Oliver Kay of The Times says there were two reasons for his departure."One was a growing feeling that the adrenaline rush of this season's battle to avoid relegation, after his appointment in December, would be hard to replicate amid the perennial Selhurst Park challenge of meeting financial fair play regulations.

"The other was more straightforward: a mood of contentment that had taken hold of the former England manager since the survival mission was accomplished… the Palace experience had served its purpose, which was to get the England humiliation out of his system."

He will be in demand among next season's Premier League strugglers, adds the journalist, but "the idea of yet another job battling against the odds to try to avoid relegation is said to hold less appeal than ever for a man who believed that when he was appointed England manager in July last year he had served his time at the lower end of the Premier League".

According to The Guardian, Marco Silva, who left Hull after they were relegated, is the Eagles' top target to replace Allardyce.

Sam Allardyce set to replace Alan Pardew at Crystal Palace

23 December

A lacklustre line-up of festive football has been given a boost after Crystal Palace sacked Alan Pardew three days before Christmas, with the south London club poised to appoint former England boss Sam Allardyce in time for their televised clash with Watford on Boxing Day.

Palace sacked Pardew on Thursday after almost two years at the helm. He leaves after a run of eight defeats in ten league games, and 22 losses in 2016, with the club languishing one point above the Premier League relegation zone.

Most observers agree that Palace's American investors wanted change with the spectre of relegation hanging over the club.

"Although Pardew had anticipated overseeing Palace's game at Watford on Boxing Day, the hierarchy appear to have sacked him for fear that they might miss out on Allardyce, who had fielded tentative interest from clubs in China and agents claiming to work on behalf of Swansea City over the past few weeks," reports The Guardian.

Allardyce is not the only candidate for the job, says the Daily Telegraph.
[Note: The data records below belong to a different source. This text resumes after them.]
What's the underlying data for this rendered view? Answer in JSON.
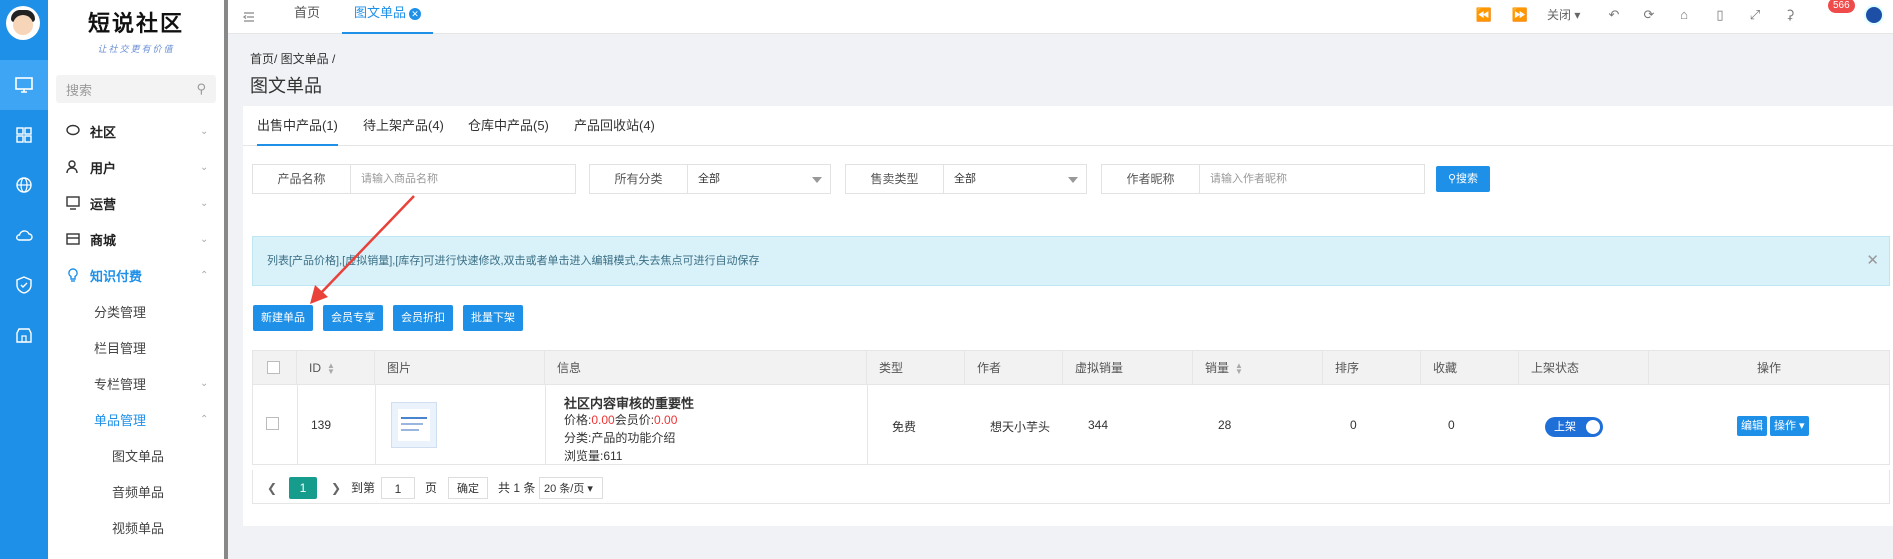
{
  "sidebar": {
    "logo_title": "短说社区",
    "logo_subtitle": "让社交更有价值",
    "search_placeholder": "搜索",
    "menu": [
      {
        "label": "社区"
      },
      {
        "label": "用户"
      },
      {
        "label": "运营"
      },
      {
        "label": "商城"
      },
      {
        "label": "知识付费"
      }
    ],
    "sub": [
      "分类管理",
      "栏目管理",
      "专栏管理",
      "单品管理"
    ],
    "sub3": [
      "图文单品",
      "音频单品",
      "视频单品"
    ]
  },
  "topbar": {
    "tabs": [
      "首页",
      "图文单品"
    ],
    "close_label": "关闭",
    "badge": "566"
  },
  "page": {
    "breadcrumb": "首页/ 图文单品 /",
    "title": "图文单品"
  },
  "tabs": [
    "出售中产品(1)",
    "待上架产品(4)",
    "仓库中产品(5)",
    "产品回收站(4)"
  ],
  "filters": {
    "name_label": "产品名称",
    "name_placeholder": "请输入商品名称",
    "category_label": "所有分类",
    "category_value": "全部",
    "saletype_label": "售卖类型",
    "saletype_value": "全部",
    "author_label": "作者昵称",
    "author_placeholder": "请输入作者昵称",
    "search_button": "搜索"
  },
  "alert": "列表[产品价格],[虚拟销量],[库存]可进行快速修改,双击或者单击进入编辑模式,失去焦点可进行自动保存",
  "actions": [
    "新建单品",
    "会员专享",
    "会员折扣",
    "批量下架"
  ],
  "table": {
    "columns": [
      "ID",
      "图片",
      "信息",
      "类型",
      "作者",
      "虚拟销量",
      "销量",
      "排序",
      "收藏",
      "上架状态",
      "操作"
    ],
    "row": {
      "id": "139",
      "title": "社区内容审核的重要性",
      "price_label": "价格:",
      "price": "0.00",
      "member_label": "会员价:",
      "member_price": "0.00",
      "category": "分类:产品的功能介绍",
      "views": "浏览量:611",
      "type": "免费",
      "author": "想天小芋头",
      "virtual_sales": "344",
      "sales": "28",
      "sort": "0",
      "favorites": "0",
      "status": "上架",
      "edit": "编辑",
      "ops": "操作"
    }
  },
  "pager": {
    "page": "1",
    "goto": "到第",
    "input": "1",
    "page_unit": "页",
    "confirm": "确定",
    "total": "共 1 条",
    "size": "20 条/页"
  }
}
Roy Hodgson, whom Allardyce replaced as England manager in the summer, and Wales boss Chris Coleman are also in the frame.

But Allardyce is "the outstanding preferred choice and has been for several weeks as Palace have been considering a change", says the paper. "He is likely to be offered a two-and-a-half year deal, including a seven-figure bonus for avoiding relegation."

The former Bolton, West Ham and Sunderland boss has been out of work since September, when he quit as England boss after just 67 days following a newspaper sting.

Although many feel that Allardyce was unfortunate to lose the England job there will be some concern among Palace fans, says Ed Aarons of The Guardian.

"While there is no doubt about Allardyce’s coaching ability, given a track record that includes taking Bolton Wanderers into Europe and the saving of Blackburn Rovers and Sunderland from relegation, what will concern Palace supporters is the amount of control he will demand at a club which has always prided itself on promoting local talent."

Those concerns are echoed in The Times, which reports that "concluding a deal with Palace, barriers such as the size of his backroom team and transfer strategy will need to be overcome".